When my son was younger, and upset, nothing helped to soothe him. If I tried to comfort him, he would straighten himself up and stiffen up like a board. Or go limp, and fall to the ground. He does this less and less. I don't know why he does this.. But he is very affectionate, generally speaking. He loves to cuddle now.
I can't say either way if your friend's child has Autism- there *could* be some red flags, but I don't think these things you mentioned are necessarily Autistic traits- perhaps the lack of wanting to be hugged or touched, but not necessarily the discipline part. Some kids just act out a lot. It's always good to address the issue with a doctor if there's concern. And to watch for other signs- delays with speech, other "odd" behaviors, etc.
@bryelee (451)
• United States
13 Jan 07
We are having our 4 1/2 year old diagnosed. Its not easy to see Autism becasue most people know nothing about it. My child didn't speak at age 3 1/2 since an infant she would look at you mostly out of the corner at her eyes ahrdley right at you. I could write a book about life with my child an what is going on. Have you tried doing a search on Autism Spectrium? That may help you. One problem we have is in my aerea it is not easy to ahve soemone look at my child, they keep wnating to wait 6 month, try new things. It has been very frustrating. Finally I got 1 dr to say I should have more testing done.

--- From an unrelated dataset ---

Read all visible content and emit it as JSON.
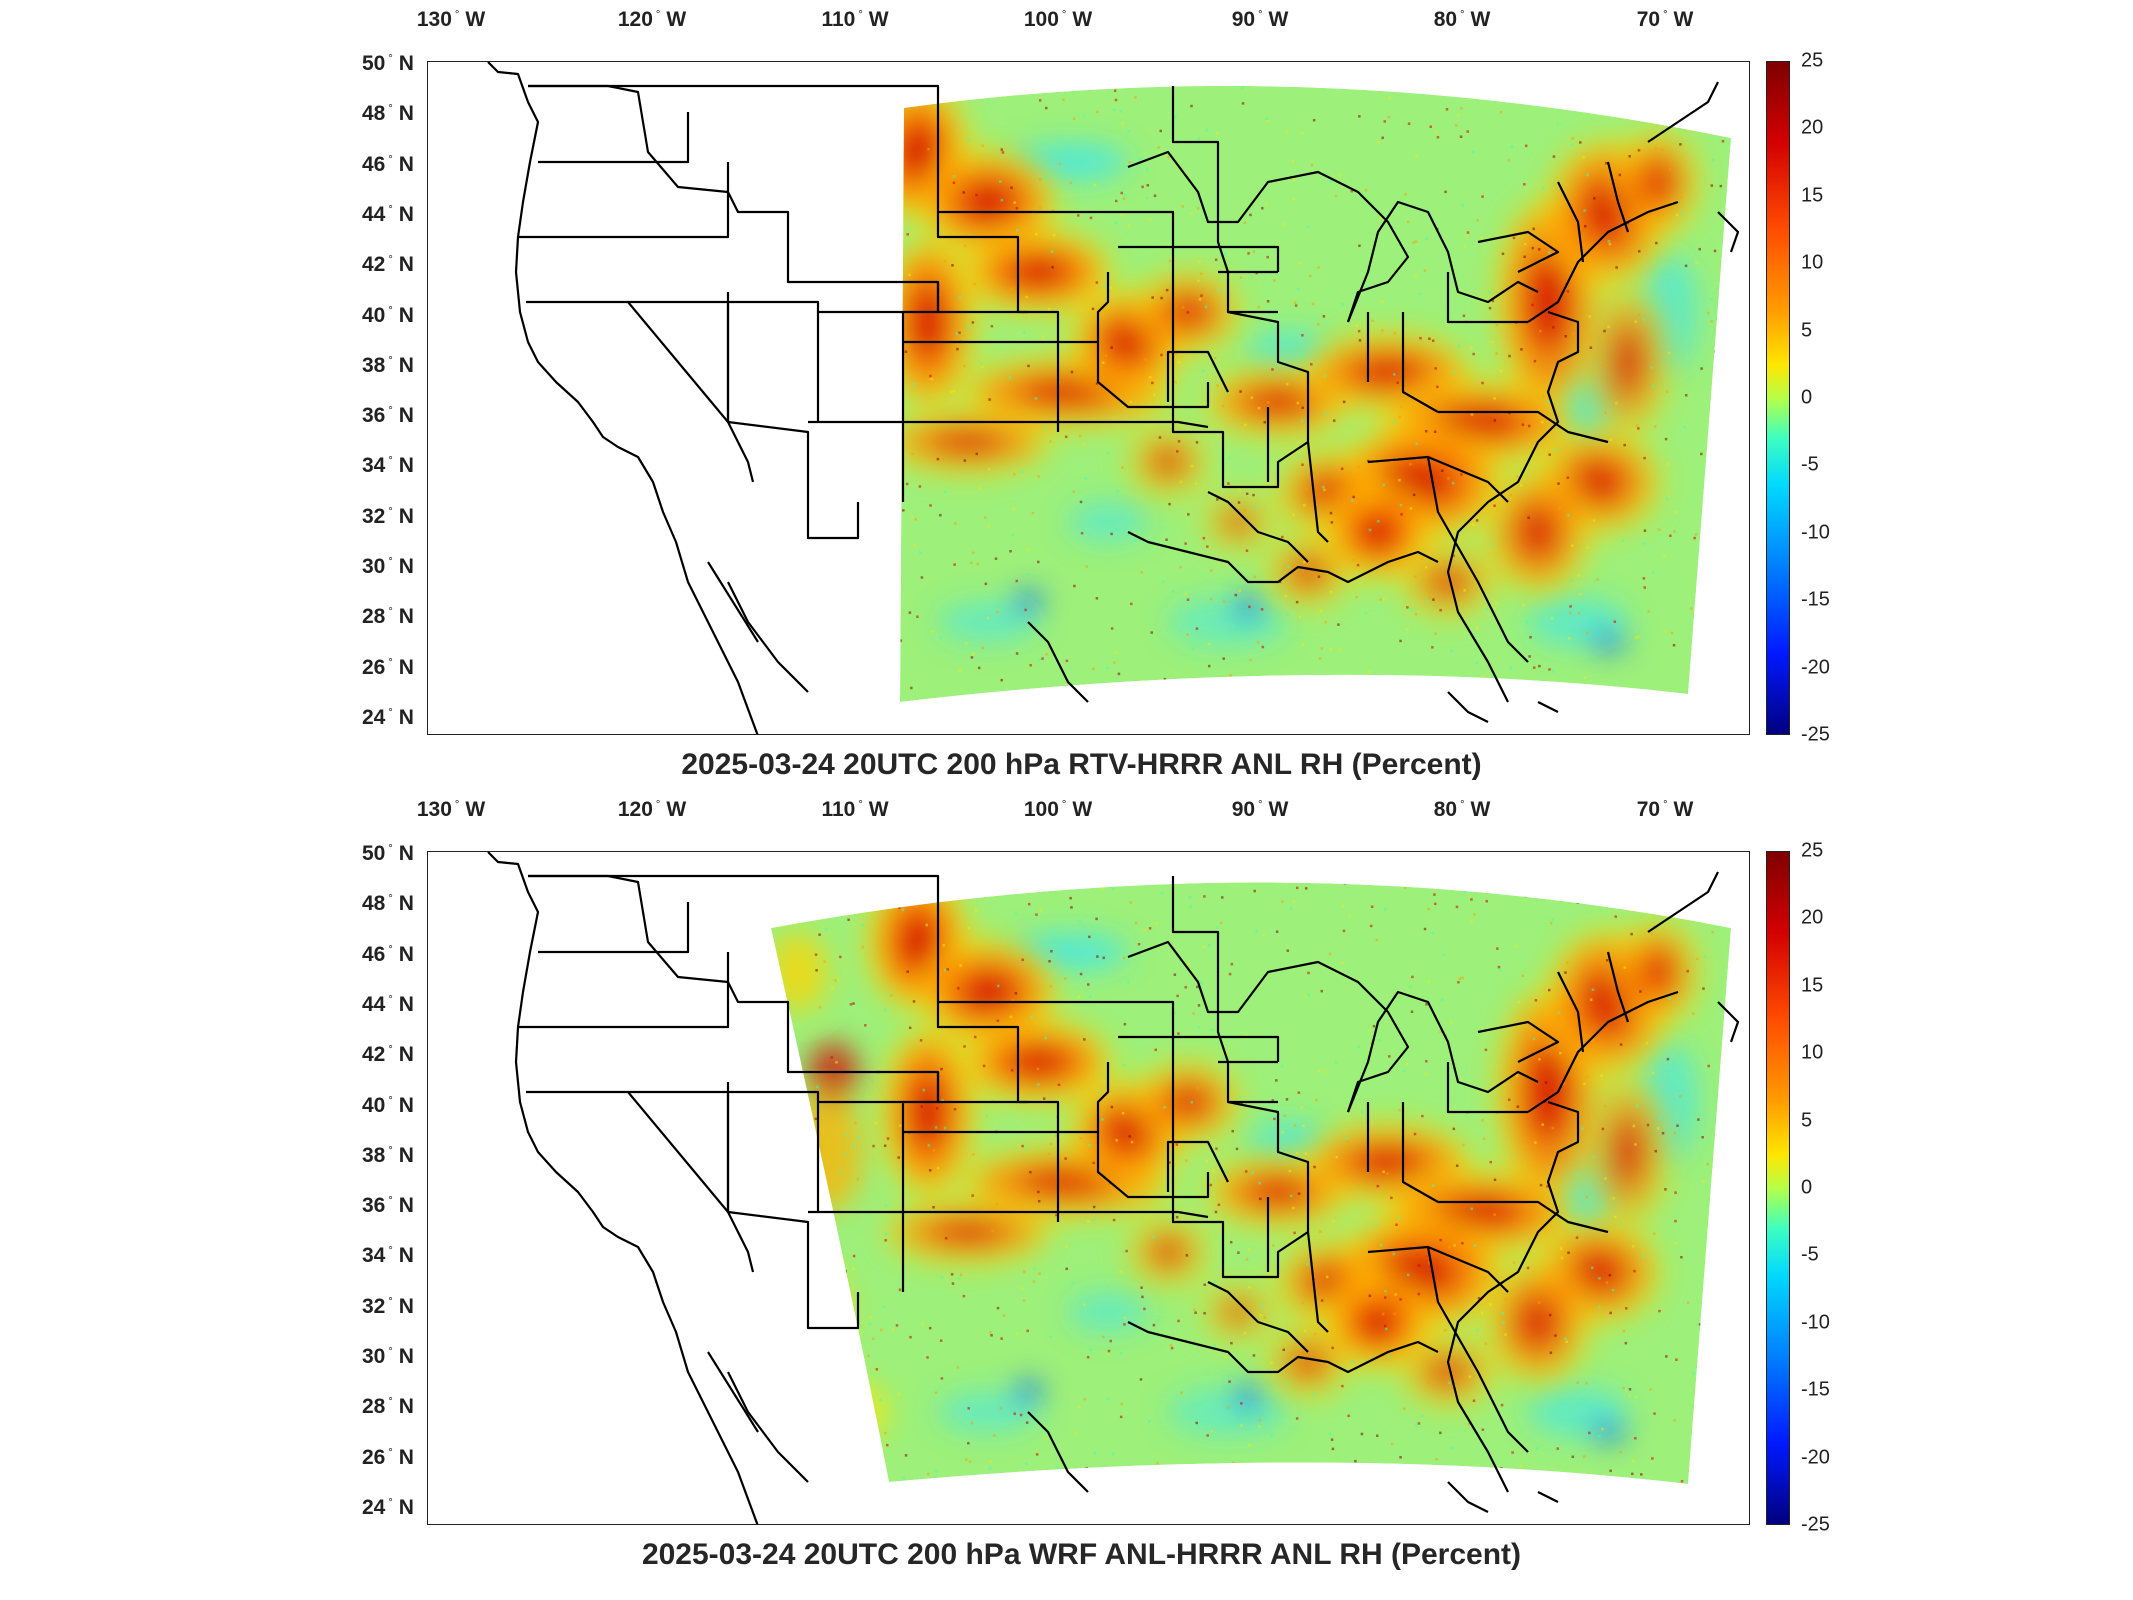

The best advice I can give you is keep learning. If your child does have Autism you will have nothing but problems getting soemone to understand and pay attention to you.
@NancyLobo (680)
• India
13 Jan 07
Autism is noticed usually by 2 to 21/2 years before that there may be a delay in speech and language which will be mostly a indicator that something is wrong, Autism is a spectrum disorder so each and every child will show different charachters, children with autism will not appear from their face to have any disability they usually look very nice so parents may miss the point, they will not poin tto things, they will usually take the adults hand and use that to point or demand something, it is more common in boys, they will not play with toys in an poopriate maaner, they may line toys in a row or turn the toy cars to look at the wheels or spin the wheels, they also will show hyperactive behavior, some may not sleep during the nights.
@binacheri14 (299)
• United States
13 Jan 07
I can't relate to the autism child, but I don't think that the mother should make her child hug anyone. Not saying thats bad but if a child dosen't want to show affection for another person it shouldn't be forced, so they don't think they have to please someone just because they were told to.
@faustinodioso (155)
• Philippines
13 Jan 07
autistic child is always acted like an early child,they do what they like to do,sometimes if you control him he will cry,and if you give what he likes he will happy,It so sad to hear that they will grow up not like a normal child,they need a special attention,Support and family care is needed if you have a child like autistic attitude.